Fiddler on the chair
Okay, where does one find furniture in this city? This may sound like a dumb question, but I have no experience whatsoever in the realm of retail furniture. All the stuff I have ever owned has been hand-me-downs, most from the Salvation Army. But as I have been slowly stocking my bedroom with new stuff (so far: new desk, new bed, new stereo), I wanted to splurge and buy a new armchair. Such a comfy chair will go in the corner of my room, next to the bookshelf, under the ancient lamp. I think I'll get a small rug to cordon off the 'reading' area as well. So where does one go to buy a chair?

I wandered around Manhattan this weekend, hoping to stumble across a shop that sold not just chairs, but chairs designed to fit through my decidedly narrow apartment doors.
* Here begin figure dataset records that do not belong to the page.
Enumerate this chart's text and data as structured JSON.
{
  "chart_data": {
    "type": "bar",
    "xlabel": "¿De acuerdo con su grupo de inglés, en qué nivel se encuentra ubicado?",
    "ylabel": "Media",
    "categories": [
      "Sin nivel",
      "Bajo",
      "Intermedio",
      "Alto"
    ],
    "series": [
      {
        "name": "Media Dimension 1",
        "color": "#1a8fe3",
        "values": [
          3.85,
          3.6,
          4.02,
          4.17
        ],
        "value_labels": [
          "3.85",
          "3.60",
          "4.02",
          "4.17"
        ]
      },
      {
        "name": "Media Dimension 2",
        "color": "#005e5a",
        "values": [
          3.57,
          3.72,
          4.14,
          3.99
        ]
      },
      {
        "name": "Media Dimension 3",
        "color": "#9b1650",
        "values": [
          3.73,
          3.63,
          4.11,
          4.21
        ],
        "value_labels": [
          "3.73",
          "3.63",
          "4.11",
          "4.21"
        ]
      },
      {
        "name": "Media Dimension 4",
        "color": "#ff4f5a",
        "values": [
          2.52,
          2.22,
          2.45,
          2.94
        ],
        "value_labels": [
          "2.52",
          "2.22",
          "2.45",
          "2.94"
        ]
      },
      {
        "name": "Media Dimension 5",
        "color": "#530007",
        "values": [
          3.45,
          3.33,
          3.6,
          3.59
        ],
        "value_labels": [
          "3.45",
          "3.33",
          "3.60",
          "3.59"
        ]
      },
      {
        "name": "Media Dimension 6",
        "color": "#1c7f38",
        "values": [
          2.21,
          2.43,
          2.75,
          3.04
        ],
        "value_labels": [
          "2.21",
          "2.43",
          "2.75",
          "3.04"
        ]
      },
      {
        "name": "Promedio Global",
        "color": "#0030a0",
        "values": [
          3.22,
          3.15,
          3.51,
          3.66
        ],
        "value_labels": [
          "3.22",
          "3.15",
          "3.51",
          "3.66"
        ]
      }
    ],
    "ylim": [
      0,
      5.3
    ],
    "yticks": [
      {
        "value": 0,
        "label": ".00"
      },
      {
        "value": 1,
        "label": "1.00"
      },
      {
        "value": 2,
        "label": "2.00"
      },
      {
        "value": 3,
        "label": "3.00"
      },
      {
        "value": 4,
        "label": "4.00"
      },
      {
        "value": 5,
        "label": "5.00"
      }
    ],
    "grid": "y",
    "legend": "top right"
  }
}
I've only got 30" to work with here. But of course, I didn't find any such place. The closest I got was the godforsaken Crate & Barrel, which had several chairs that would have fit the bill. Only problem was they were all well over $1000 apiece. Is that how much nice chairs cost? Maybe I should just say the hell with it and get a La-Z-Boy.

Say, do any cat owners out there own leather furniture? I am thinking of buying a leather reading chair, but I have heard conflicting accounts about what a cat might do to it. Owning cats is probably the main reason I've never had nice furniture; the two may be inextricably linked.